Discussing whether schedule 1 to the Children Act is fit for modern society, 1 Hare Court barrister Joshua Viney used members of the royal family to explain how the measure – which gives a parent with primary care of a child the right to claim financial support from the other parent – works in practice.
One very hypothetical scenario had William and Kate splitting up, with Kate going on to marry Hollywood star George Clooney. In another scenario, William and former rugby player Mike Tindall were a cohabiting couple – William was the biological father of the couple’s baby. Tindall had elected not to adopt their little bundle of joy. Sadly, the couple split up a few years later.

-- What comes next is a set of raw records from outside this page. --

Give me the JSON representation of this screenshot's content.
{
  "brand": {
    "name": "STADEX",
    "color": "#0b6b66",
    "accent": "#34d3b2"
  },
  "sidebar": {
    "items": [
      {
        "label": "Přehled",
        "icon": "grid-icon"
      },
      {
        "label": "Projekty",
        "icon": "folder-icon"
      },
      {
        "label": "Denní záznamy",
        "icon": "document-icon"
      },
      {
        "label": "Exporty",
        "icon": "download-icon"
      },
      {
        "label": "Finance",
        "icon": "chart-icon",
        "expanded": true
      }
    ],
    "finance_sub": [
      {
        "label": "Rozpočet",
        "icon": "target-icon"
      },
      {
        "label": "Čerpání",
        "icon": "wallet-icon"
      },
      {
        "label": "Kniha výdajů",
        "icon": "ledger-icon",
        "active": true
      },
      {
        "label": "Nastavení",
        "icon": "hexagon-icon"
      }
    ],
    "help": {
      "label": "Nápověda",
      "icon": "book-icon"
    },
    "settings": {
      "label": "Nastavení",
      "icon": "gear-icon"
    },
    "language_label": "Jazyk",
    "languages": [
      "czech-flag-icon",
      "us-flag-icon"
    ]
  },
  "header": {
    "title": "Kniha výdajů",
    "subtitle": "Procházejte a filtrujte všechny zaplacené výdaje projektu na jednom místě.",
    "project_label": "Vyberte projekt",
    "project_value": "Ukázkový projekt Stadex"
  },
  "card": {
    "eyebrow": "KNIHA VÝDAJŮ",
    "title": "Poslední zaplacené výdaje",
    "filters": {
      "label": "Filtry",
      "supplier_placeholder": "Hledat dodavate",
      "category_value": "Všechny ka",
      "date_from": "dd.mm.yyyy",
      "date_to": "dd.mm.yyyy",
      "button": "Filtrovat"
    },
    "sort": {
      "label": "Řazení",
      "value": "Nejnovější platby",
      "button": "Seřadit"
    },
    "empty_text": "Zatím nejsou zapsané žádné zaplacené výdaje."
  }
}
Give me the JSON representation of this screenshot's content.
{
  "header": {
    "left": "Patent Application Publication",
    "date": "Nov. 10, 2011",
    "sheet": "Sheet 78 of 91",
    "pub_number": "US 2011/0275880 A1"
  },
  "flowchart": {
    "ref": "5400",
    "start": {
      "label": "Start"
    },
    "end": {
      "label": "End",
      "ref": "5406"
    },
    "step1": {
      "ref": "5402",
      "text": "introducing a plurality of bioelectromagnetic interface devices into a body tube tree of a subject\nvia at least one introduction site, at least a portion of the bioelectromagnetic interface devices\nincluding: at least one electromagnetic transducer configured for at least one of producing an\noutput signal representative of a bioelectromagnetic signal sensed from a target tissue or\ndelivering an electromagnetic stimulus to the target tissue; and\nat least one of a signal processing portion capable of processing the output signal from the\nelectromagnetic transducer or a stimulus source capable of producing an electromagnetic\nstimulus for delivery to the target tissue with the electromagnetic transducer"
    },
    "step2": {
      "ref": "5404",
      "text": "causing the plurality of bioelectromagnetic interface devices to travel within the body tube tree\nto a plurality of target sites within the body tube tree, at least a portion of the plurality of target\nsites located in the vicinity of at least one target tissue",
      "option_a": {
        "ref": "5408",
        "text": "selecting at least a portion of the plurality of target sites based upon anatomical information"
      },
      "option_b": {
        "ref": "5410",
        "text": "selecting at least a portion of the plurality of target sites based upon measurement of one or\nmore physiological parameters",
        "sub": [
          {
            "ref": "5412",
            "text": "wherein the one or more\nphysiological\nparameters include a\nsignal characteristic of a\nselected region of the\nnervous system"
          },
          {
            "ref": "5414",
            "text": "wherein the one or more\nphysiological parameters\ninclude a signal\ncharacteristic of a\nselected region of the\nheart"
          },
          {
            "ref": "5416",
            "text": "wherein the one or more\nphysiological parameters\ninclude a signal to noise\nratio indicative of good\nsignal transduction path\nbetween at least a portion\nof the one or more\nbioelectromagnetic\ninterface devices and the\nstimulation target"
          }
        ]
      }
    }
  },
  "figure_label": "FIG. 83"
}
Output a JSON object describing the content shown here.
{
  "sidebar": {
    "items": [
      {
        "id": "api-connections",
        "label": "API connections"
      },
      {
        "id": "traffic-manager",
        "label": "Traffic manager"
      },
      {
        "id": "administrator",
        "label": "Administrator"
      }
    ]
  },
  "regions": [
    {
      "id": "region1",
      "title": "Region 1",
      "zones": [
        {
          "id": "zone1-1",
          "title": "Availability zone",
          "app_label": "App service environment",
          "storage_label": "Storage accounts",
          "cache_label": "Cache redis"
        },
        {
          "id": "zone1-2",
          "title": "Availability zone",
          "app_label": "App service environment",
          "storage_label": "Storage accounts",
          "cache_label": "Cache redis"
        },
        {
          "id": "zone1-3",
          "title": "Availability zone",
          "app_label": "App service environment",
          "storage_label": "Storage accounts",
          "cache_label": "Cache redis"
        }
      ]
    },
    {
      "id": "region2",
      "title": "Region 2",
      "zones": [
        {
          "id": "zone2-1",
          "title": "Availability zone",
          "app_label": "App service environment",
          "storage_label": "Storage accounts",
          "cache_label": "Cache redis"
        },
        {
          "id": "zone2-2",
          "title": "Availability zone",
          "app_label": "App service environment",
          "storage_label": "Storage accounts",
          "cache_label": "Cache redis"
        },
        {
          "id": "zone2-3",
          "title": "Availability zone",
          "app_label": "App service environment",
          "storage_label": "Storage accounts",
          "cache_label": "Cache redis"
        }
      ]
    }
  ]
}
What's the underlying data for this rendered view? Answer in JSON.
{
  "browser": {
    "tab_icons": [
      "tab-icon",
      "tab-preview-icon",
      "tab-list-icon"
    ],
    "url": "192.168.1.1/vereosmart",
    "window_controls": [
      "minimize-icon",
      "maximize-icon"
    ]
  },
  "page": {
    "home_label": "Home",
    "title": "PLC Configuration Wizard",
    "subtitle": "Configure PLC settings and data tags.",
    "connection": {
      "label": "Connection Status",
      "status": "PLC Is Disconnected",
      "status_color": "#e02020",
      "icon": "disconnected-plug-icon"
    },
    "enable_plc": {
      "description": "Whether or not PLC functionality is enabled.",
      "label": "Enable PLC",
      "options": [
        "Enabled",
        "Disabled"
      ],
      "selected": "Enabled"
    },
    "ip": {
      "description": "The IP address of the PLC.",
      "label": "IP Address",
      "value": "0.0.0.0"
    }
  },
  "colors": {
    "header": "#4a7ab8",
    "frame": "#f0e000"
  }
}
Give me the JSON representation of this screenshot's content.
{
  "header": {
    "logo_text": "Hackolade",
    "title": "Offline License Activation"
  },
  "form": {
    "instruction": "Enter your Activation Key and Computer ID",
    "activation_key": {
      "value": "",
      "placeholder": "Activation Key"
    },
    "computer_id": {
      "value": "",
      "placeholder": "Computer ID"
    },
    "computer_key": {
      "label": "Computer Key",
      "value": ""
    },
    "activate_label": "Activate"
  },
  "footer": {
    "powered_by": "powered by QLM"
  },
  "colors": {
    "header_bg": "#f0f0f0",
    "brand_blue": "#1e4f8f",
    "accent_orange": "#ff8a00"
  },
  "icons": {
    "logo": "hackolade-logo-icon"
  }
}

With schedule 1 new to Obiter, we were a little lost in the legal technicalities (OK, we got distracted by the colourful slides). But we do remember Viney describing the ‘bizarre situation’ where William could hypothetically make a claim against Clooney, whom he had never met and who had no biological link to William and Kate’s child; yet, in the other scenario, William would not be able to make a claim against Tindall.
Whatever the solutions to the challenges thrown up by Viney’s hypothetical scenarios, Obiter is all in favour of the royal family being used more often to explain family law. There is, one feels bound to observe, no shortage of potential material.